Page:Hugo - Œuvres complètes, Impr. nat., Roman, tome II.djvu/330

Cette page a été validée par deux contributeurs.
306
NOTRE-DAME DE PARIS.

II

BOSSU, BORGNE, BOITEUX.

Toute ville au moyen-âge, et, jusqu’à Louis XII, toute ville en France avait ses lieux d’asile. Ces lieux d’asile, au milieu du déluge de lois pénales et de juridictions barbares qui inondaient la cité, étaient des espèces d’îles qui s’élevaient au-dessus du niveau de la justice humaine. Tout criminel qui y abordait était sauvé. Il y avait dans une banlieue presque autant de lieux d’asile que de lieux patibulaires. C’était l’abus de l’impunité à côté de l’abus des supplices, deux choses mauvaises qui tâchaient de se corriger l’une par l’autre. Les palais du roi, les hôtels des princes, les églises surtout avaient droit d’asile. Quelquefois d’une ville tout entière qu’on avait besoin de repeupler on faisait temporairement un lieu de refuge. Louis XI fit Paris asile en 1467.

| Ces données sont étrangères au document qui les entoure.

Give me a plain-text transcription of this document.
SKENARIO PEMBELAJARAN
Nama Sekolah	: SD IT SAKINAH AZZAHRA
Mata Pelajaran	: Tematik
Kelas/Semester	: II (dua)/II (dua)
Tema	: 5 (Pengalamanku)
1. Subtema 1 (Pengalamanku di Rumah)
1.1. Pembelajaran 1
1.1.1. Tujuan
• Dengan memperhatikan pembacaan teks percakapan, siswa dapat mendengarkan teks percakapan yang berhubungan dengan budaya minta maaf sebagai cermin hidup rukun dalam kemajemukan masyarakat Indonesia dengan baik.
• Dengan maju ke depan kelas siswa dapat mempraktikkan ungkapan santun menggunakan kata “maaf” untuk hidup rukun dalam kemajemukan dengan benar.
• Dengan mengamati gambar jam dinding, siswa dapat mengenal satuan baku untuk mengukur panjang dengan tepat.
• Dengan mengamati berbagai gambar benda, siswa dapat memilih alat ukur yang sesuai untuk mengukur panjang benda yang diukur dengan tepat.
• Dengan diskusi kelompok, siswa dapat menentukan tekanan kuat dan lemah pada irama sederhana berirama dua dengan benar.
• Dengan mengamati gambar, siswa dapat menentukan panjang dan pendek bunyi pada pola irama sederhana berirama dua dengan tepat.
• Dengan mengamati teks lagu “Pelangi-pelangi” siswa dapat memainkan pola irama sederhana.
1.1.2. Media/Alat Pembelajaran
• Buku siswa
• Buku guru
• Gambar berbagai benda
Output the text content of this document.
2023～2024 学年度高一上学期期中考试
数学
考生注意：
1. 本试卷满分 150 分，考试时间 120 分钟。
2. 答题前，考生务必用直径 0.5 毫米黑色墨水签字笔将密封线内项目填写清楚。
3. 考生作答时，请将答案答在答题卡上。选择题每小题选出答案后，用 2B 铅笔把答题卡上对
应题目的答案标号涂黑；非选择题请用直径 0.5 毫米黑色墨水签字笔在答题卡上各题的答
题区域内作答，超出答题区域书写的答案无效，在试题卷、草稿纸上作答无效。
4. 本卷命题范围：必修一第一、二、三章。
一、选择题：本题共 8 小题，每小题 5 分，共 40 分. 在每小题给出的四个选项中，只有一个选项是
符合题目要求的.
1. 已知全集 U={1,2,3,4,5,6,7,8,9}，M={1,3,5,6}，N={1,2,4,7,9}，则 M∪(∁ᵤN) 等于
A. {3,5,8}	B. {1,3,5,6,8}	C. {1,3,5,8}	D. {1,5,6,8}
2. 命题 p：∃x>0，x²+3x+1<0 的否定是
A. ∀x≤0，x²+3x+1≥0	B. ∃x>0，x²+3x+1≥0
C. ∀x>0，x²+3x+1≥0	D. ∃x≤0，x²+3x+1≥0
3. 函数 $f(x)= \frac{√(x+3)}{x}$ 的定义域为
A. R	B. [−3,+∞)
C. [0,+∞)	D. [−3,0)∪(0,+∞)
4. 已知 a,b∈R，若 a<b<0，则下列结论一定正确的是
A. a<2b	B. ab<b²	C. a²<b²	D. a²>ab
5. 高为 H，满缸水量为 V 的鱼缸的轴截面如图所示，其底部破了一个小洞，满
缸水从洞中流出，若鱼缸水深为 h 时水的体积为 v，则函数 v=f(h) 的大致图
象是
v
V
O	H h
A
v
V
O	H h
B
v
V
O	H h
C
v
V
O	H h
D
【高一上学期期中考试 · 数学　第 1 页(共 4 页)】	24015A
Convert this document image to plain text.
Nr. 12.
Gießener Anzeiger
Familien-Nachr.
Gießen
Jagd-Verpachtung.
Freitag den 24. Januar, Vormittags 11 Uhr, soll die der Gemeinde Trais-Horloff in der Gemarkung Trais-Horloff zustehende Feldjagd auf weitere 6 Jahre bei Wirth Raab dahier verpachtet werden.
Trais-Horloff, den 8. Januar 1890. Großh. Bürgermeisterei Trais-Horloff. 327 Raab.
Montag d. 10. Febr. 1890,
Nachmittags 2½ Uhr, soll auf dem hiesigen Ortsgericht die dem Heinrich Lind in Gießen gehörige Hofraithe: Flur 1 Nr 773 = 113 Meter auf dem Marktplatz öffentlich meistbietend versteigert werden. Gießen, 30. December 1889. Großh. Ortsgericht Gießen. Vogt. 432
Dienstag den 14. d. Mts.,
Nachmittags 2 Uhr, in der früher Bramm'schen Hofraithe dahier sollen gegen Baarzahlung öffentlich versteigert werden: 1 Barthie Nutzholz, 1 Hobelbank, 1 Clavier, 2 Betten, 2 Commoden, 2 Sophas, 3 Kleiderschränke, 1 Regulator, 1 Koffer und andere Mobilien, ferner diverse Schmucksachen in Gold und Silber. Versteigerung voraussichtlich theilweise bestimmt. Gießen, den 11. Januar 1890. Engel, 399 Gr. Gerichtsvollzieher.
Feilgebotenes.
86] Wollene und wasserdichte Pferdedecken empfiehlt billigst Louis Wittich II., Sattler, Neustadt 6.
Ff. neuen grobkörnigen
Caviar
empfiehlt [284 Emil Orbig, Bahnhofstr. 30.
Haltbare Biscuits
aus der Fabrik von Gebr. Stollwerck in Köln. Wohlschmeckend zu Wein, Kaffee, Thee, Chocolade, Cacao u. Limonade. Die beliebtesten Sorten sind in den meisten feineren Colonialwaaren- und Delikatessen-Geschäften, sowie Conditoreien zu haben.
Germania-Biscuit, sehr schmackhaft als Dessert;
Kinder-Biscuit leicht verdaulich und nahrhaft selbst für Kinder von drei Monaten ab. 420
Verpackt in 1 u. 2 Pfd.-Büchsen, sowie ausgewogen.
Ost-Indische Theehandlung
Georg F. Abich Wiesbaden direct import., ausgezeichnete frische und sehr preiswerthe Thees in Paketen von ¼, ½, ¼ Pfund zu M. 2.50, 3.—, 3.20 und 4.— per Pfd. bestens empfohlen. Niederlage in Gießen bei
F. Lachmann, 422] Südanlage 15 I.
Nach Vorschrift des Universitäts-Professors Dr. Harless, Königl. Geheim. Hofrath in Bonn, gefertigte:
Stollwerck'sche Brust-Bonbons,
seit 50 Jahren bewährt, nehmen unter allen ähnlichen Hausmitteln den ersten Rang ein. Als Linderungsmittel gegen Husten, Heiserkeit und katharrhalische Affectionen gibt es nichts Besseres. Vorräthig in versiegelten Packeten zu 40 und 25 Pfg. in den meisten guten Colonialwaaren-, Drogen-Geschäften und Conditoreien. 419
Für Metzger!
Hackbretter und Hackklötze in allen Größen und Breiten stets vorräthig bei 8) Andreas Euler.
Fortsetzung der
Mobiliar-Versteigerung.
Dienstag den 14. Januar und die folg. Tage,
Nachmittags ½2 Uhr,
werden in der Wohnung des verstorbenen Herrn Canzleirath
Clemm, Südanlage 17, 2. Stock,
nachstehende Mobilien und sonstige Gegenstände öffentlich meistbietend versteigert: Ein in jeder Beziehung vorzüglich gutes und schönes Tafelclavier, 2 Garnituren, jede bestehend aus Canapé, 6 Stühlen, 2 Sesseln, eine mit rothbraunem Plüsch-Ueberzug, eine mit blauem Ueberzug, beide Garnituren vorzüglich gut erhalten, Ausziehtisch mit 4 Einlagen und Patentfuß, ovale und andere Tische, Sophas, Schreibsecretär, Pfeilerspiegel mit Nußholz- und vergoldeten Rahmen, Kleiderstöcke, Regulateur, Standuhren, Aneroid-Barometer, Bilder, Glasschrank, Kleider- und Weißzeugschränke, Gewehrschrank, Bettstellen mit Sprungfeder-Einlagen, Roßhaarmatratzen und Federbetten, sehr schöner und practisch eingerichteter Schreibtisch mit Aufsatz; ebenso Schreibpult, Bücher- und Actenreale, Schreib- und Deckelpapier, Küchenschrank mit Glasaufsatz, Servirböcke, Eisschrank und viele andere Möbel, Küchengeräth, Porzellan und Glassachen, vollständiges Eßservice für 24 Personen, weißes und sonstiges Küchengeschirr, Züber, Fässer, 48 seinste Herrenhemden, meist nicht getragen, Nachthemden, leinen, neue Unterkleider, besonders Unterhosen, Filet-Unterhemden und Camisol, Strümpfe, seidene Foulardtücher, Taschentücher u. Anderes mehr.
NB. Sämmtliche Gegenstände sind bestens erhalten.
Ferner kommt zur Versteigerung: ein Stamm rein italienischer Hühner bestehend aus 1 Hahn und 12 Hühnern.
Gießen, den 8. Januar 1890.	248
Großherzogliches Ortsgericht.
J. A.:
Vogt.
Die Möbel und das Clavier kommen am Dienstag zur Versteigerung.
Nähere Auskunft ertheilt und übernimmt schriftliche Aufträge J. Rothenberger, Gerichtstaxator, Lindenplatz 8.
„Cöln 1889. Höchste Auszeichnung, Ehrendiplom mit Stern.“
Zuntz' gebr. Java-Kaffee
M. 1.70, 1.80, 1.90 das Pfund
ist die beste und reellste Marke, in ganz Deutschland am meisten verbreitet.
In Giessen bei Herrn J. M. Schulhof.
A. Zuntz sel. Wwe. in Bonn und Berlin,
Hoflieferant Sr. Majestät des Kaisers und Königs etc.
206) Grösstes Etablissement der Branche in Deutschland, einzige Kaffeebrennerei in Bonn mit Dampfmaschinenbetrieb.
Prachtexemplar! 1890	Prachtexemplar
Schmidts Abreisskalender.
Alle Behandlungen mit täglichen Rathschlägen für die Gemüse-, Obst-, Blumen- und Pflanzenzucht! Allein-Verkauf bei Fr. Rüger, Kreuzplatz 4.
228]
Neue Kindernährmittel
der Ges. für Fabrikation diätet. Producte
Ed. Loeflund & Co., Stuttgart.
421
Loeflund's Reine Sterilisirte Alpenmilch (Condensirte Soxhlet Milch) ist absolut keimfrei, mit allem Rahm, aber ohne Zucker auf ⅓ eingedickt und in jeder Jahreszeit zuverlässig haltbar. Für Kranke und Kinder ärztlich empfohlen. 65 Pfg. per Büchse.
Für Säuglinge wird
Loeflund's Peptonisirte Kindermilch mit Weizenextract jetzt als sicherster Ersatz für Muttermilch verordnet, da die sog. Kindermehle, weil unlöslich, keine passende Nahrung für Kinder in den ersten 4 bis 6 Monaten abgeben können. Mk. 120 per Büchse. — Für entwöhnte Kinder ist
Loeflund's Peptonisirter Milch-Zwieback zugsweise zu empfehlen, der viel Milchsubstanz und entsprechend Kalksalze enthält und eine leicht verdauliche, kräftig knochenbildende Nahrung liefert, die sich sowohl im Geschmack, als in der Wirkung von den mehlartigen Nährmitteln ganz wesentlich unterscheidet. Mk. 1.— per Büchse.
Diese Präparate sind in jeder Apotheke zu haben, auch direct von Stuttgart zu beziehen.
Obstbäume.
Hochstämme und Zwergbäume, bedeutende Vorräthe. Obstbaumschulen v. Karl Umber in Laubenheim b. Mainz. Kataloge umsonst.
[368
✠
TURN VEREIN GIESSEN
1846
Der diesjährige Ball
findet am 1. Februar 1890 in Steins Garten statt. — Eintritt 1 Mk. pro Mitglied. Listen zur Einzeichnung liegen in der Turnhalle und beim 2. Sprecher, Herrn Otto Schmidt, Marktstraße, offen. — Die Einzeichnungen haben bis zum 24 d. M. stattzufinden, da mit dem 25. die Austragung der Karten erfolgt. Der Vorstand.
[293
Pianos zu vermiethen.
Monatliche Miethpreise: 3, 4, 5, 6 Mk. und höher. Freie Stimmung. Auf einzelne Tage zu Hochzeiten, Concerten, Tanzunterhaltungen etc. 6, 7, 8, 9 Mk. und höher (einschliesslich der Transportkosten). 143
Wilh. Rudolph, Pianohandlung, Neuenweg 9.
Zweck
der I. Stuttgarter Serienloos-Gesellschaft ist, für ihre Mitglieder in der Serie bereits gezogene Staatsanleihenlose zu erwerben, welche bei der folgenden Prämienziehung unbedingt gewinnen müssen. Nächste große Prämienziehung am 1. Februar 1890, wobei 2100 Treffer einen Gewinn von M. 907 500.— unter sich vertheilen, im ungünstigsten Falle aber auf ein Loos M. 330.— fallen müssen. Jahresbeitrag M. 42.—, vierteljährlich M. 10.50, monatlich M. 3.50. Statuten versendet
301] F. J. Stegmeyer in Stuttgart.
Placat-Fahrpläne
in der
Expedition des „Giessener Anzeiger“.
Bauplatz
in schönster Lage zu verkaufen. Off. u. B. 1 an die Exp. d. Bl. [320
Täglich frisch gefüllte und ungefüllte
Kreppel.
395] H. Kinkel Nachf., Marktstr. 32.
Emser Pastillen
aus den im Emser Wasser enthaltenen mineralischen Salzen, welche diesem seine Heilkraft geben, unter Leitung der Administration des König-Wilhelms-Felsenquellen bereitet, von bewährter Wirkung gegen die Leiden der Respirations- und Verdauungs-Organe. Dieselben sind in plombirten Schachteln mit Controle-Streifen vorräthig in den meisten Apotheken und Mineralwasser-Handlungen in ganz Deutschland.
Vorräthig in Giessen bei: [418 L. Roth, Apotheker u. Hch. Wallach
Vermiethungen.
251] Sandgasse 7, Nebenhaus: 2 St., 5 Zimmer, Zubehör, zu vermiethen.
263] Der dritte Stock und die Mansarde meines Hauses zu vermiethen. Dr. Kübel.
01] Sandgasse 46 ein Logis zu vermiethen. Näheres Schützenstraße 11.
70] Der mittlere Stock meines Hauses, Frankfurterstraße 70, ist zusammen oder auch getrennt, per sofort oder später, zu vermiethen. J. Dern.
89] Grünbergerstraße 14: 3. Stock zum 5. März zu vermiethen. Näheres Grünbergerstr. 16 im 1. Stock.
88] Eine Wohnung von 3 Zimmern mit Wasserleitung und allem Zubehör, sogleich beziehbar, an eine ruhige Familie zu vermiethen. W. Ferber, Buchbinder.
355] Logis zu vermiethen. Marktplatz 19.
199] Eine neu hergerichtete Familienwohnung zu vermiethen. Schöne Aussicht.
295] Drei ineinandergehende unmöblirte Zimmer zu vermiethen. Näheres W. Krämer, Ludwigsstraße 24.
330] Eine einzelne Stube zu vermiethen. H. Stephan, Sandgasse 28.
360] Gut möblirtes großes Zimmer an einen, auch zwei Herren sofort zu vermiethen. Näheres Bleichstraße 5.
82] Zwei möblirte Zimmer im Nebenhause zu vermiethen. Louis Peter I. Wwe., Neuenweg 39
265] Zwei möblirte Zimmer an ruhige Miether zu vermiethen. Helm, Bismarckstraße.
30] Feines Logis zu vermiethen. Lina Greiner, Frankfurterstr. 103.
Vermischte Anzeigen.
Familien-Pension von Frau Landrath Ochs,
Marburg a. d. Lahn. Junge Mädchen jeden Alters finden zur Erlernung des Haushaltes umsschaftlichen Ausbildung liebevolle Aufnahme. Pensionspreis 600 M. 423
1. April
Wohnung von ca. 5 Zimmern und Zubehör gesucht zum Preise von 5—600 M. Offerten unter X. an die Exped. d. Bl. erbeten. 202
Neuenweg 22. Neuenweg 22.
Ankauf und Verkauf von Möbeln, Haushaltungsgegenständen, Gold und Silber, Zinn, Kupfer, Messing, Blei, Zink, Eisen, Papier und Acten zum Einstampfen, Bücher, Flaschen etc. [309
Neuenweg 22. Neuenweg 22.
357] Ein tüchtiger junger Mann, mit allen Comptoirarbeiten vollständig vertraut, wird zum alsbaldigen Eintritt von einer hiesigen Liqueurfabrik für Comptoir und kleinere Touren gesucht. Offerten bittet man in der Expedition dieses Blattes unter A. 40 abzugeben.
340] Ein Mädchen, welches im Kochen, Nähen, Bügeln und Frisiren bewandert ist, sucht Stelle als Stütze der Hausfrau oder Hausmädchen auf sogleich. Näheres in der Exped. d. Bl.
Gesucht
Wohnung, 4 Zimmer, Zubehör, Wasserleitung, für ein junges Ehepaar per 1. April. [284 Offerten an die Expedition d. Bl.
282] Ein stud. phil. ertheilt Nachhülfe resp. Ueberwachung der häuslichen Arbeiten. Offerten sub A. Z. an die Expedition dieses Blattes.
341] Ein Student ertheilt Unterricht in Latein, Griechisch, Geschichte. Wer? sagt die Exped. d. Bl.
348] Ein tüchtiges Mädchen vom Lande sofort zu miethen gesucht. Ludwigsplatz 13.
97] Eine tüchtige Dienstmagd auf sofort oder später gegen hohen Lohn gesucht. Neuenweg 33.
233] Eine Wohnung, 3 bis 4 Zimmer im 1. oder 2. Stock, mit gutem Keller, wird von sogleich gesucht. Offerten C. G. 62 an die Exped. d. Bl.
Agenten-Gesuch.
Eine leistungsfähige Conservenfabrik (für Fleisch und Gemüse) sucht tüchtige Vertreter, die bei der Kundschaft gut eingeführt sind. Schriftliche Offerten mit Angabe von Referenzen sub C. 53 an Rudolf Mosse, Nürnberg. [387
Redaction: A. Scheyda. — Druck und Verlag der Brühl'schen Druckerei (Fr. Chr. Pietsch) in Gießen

Une fois le pied dans l’asile, le criminel était sacré ; mais il fallait qu’il se gardât d’en sortir. Un pas hors du sanctuaire, il retombait dans le flot. La roue, le gibet, l’estrapade faisaient bonne garde à l’entour du lieu de refuge, et guettaient sans cesse leur proie comme les requins autour du vaisseau. On a vu des condamnés qui blanchissaient ainsi dans un cloître, sur l’escalier d’un palais, dans la culture d’une abbaye, sous un porche d’église ; de cette façon l’asile était une prison comme une autre. Il arrivait quelquefois qu’un arrêt solennel du parlement violait le refuge et restituait le condamné au bourreau ; mais la chose était rare. Les parlements s’effarouchaient des évêques, et, quand ces deux robes-là en venaient à se froisser, la simarre n’avait pas beau jeu avec la soutane. Parfois cependant, comme dans l’affaire des assassins de Petit-Jean, bourreau de Paris, et dans celle d’Émery Rousseau, meurtrier de Jean Valleret, la justice sautait par-dessus l’église et passait outre à l’exécution de ses sentences ; mais, à moins d’un arrêt du parlement, malheur à qui violait à main armée un lieu d’asile ! On sait quelle fut la mort de Robert de Clermont, maréchal de France, et de Jean de Châlons, maréchal de Champagne ; et pourtant il ne s’agissait que d’un certain Perrin Marc, garçon d’un changeur, un misérable assassin ; mais les deux maréchaux avaient brisé les portes de Saint-Méry. Là était l’énormité.

Il y avait autour des refuges un tel respect, qu’au dire de la tradition, il prenait parfois jusqu’aux animaux. Aymoin conte qu’un cerf, chassé par Dagobert, s’étant réfugié près du tombeau de saint Denys, la meute s’arrêta tout court en aboyant.